The big factor to consider is how much time and effort is saved writing for a content mill like DS. Suppose I charge a client $40 for an hour's work. At first glance, that seems a much better prospect than making $15 to $30 in an hour with DS.

But what about the savings? With a private client, I spend twice the amount of time unpaid. There's the time I spend searching for leads. When I find a lead, there's the time I spend emailing back and forth to get the job. Once I've secured the job, there's the time I spend on the phone to discuss the requirements. Even after the job, you still have to deal with invoices and the regular annoyance of chasing up unpaid bills. So a $40-an-hour job ends up being a $20-an-hour (or less) job when all the extra work is figured in.

With Demand Studios, there's none of that. You just log in, and the only unpaid time is what you spend searching the database for titles. Once you've found a title, you research, write, edit and submit. Once you're used to the style and format, you can manage at least a title or two in an hour. Payment is automatic once an assignment has been accepted.

Is the system perfect? No, and few freelancers want to stay with a client like Demand Studios forever. But is it unreasonable? All things considered, it's a fair deal.

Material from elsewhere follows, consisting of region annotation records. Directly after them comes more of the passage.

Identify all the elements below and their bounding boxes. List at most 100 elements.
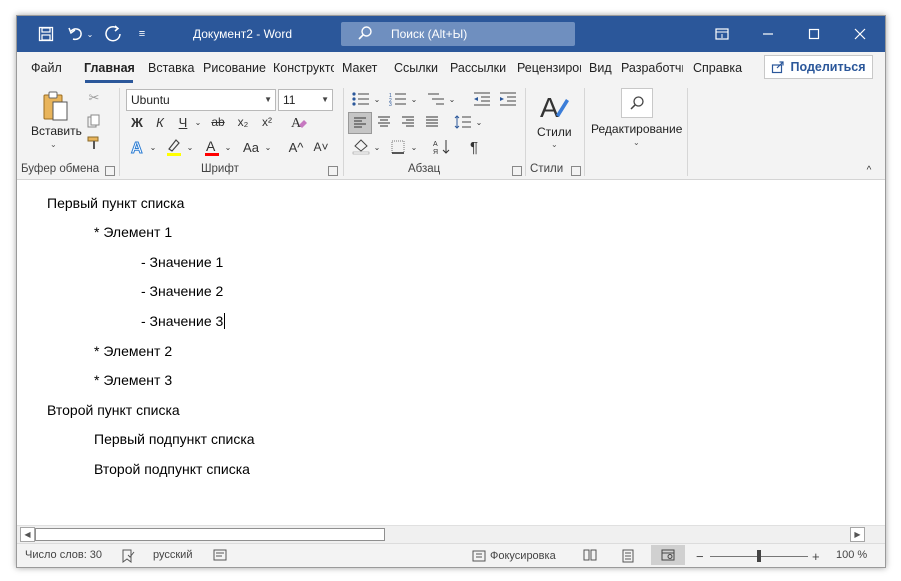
paste-label[interactable]: Вставить (31, 124, 82, 138)
numbering-dropdown-icon[interactable]: ⌄ (409, 90, 419, 108)
styles-label[interactable]: Стили (537, 125, 572, 139)
styles-icon[interactable]: A (536, 89, 572, 125)
tab-draw[interactable]: Рисование (203, 61, 267, 75)
italic-button[interactable]: К (150, 112, 170, 132)
tab-insert[interactable]: Вставка (148, 61, 196, 75)
increase-indent-icon[interactable] (497, 90, 519, 108)
word-count[interactable]: Число слов: 30 (25, 549, 102, 561)
underline-dropdown-icon[interactable]: ⌄ (193, 112, 203, 132)
bold-button[interactable]: Ж (127, 112, 147, 132)
maximize-button[interactable] (791, 16, 837, 52)
clear-formatting-icon[interactable]: A (287, 112, 311, 132)
undo-button[interactable]: ⌄ (65, 16, 95, 52)
align-center-icon[interactable] (373, 112, 395, 132)
tab-help[interactable]: Справка (693, 61, 745, 75)
scrollbar-thumb[interactable] (35, 528, 385, 541)
change-case-dropdown-icon[interactable]: ⌄ (263, 137, 273, 157)
print-layout-icon[interactable] (622, 549, 634, 563)
line-spacing-icon[interactable] (452, 112, 474, 132)
shrink-font-button[interactable]: A˅ (310, 137, 332, 157)
subscript-button[interactable]: x₂ (233, 112, 253, 132)
font-color-dropdown-icon[interactable]: ⌄ (223, 137, 233, 157)
borders-icon[interactable] (387, 137, 409, 157)
borders-dropdown-icon[interactable]: ⌄ (409, 137, 419, 157)
styles-dropdown-icon[interactable]: ⌄ (551, 140, 558, 149)
language[interactable]: русский (153, 549, 192, 561)
show-formatting-icon[interactable]: ¶ (464, 137, 484, 157)
ribbon-display-options-icon[interactable] (699, 16, 745, 52)
search-box[interactable]: Поиск (Alt+Ы) (341, 22, 575, 46)
numbering-icon[interactable]: 123 (387, 90, 409, 108)
font-name-combo[interactable]: Ubuntu ▼ (126, 89, 276, 111)
text-effects-dropdown-icon[interactable]: ⌄ (148, 137, 158, 157)
read-mode-icon[interactable] (583, 549, 597, 561)
multilevel-dropdown-icon[interactable]: ⌄ (447, 90, 457, 108)
cut-icon[interactable]: ✂ (85, 89, 103, 107)
editing-label[interactable]: Редактирование (591, 122, 682, 136)
doc-line: * Элемент 1 (94, 224, 173, 240)
copy-icon[interactable] (85, 112, 103, 130)
web-layout-button[interactable] (651, 545, 685, 565)
collapse-ribbon-icon[interactable]: ^ (863, 164, 875, 176)
paragraph-launcher-icon[interactable] (512, 166, 522, 176)
justify-icon[interactable] (421, 112, 443, 132)
shading-dropdown-icon[interactable]: ⌄ (372, 137, 382, 157)
customize-toolbar-icon[interactable]: ≡ (135, 16, 149, 52)
format-painter-icon[interactable] (85, 134, 103, 152)
tab-home[interactable]: Главная (84, 61, 135, 75)
align-right-icon[interactable] (397, 112, 419, 132)
font-size-combo[interactable]: 11 ▼ (278, 89, 333, 111)
paste-icon[interactable] (39, 89, 73, 123)
zoom-level[interactable]: 100 % (836, 549, 867, 561)
editing-dropdown-icon[interactable]: ⌄ (633, 138, 640, 147)
font-launcher-icon[interactable] (328, 166, 338, 176)
clipboard-launcher-icon[interactable] (105, 166, 115, 176)
change-case-button[interactable]: Aa (239, 137, 263, 157)
highlight-dropdown-icon[interactable]: ⌄ (185, 137, 195, 157)
svg-text:A: A (206, 138, 216, 154)
text-effects-icon[interactable]: A (127, 137, 149, 157)
tab-file[interactable]: Файл (31, 61, 62, 75)
sort-icon[interactable]: AЯ (431, 137, 453, 157)
minimize-button[interactable] (745, 16, 791, 52)
font-color-icon[interactable]: A (201, 136, 223, 158)
styles-launcher-icon[interactable] (571, 166, 581, 176)
tab-review[interactable]: Рецензирование (517, 61, 581, 75)
chevron-down-icon: ▼ (321, 95, 329, 104)
underline-button[interactable]: Ч (173, 112, 193, 132)
paste-dropdown-icon[interactable]: ⌄ (50, 140, 57, 149)
share-button[interactable]: Поделиться (764, 55, 873, 79)
strikethrough-button[interactable]: ab (207, 112, 229, 132)
proofing-icon[interactable] (121, 549, 135, 563)
line-spacing-dropdown-icon[interactable]: ⌄ (474, 112, 484, 132)
undo-dropdown-icon[interactable]: ⌄ (87, 30, 94, 39)
grow-font-button[interactable]: A^ (285, 137, 307, 157)
superscript-button[interactable]: x² (257, 112, 277, 132)
tab-references[interactable]: Ссылки (394, 61, 440, 75)
tab-mailings[interactable]: Рассылки (450, 61, 508, 75)
zoom-in-button[interactable]: + (812, 549, 820, 564)
decrease-indent-icon[interactable] (471, 90, 493, 108)
zoom-slider-thumb[interactable] (757, 550, 761, 562)
highlight-icon[interactable] (163, 136, 185, 158)
focus-button[interactable]: Фокусировка (472, 549, 556, 563)
scroll-left-icon[interactable]: ◀ (20, 527, 35, 542)
tab-view[interactable]: Вид (589, 61, 613, 75)
align-left-button[interactable] (348, 112, 372, 134)
document-body[interactable]: Первый пункт списка * Элемент 1 - Значен… (17, 180, 885, 525)
find-icon[interactable] (621, 88, 653, 118)
close-button[interactable] (837, 16, 883, 52)
shading-icon[interactable] (350, 137, 372, 157)
horizontal-scrollbar[interactable]: ◀ ▶ (17, 525, 885, 543)
bullets-dropdown-icon[interactable]: ⌄ (372, 90, 382, 108)
multilevel-list-icon[interactable] (425, 90, 447, 108)
save-icon[interactable] (35, 16, 57, 52)
zoom-out-button[interactable]: − (696, 549, 704, 564)
tab-developer[interactable]: Разработчик (621, 61, 683, 75)
tab-layout[interactable]: Макет (342, 61, 382, 75)
bullets-icon[interactable] (350, 90, 372, 108)
redo-icon[interactable] (103, 16, 125, 52)
scroll-right-icon[interactable]: ▶ (850, 527, 865, 542)
tab-design[interactable]: Конструктор (273, 61, 334, 75)
accessibility-icon[interactable] (213, 549, 227, 561)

  1. <Writer of the post here.

    I've actually often criticized them in the past, because their editing system is definitely flawed, but for the amount of time you can put in and simply "write for cash", it's a fairly decent system.

    Obviously it doesn't work for everyone, and individual results may vary, but for me, I can make 30-45 an hour typing by hand or 45-60 an hour using Dragon NaturallySpeaking, and while that is less than I make with my traditional, private clients, it's a fair trade off considering there is no time spend lolly-gagging and drumming up the work in the first place.

  2. Nice post, and much more realistic. As someone who has been writing content for awhile, I can only say that I think Mr. Anderson's stats are skewed and misrepresented. As he says, he has been criticized before.

  3. Thanks, guys.

    Not as optimistic as TW, but I don't think DS is a bad deal, and it's come along at a convenient time for me.

  4. Sorry, just realized I never linked TW's article in the original post.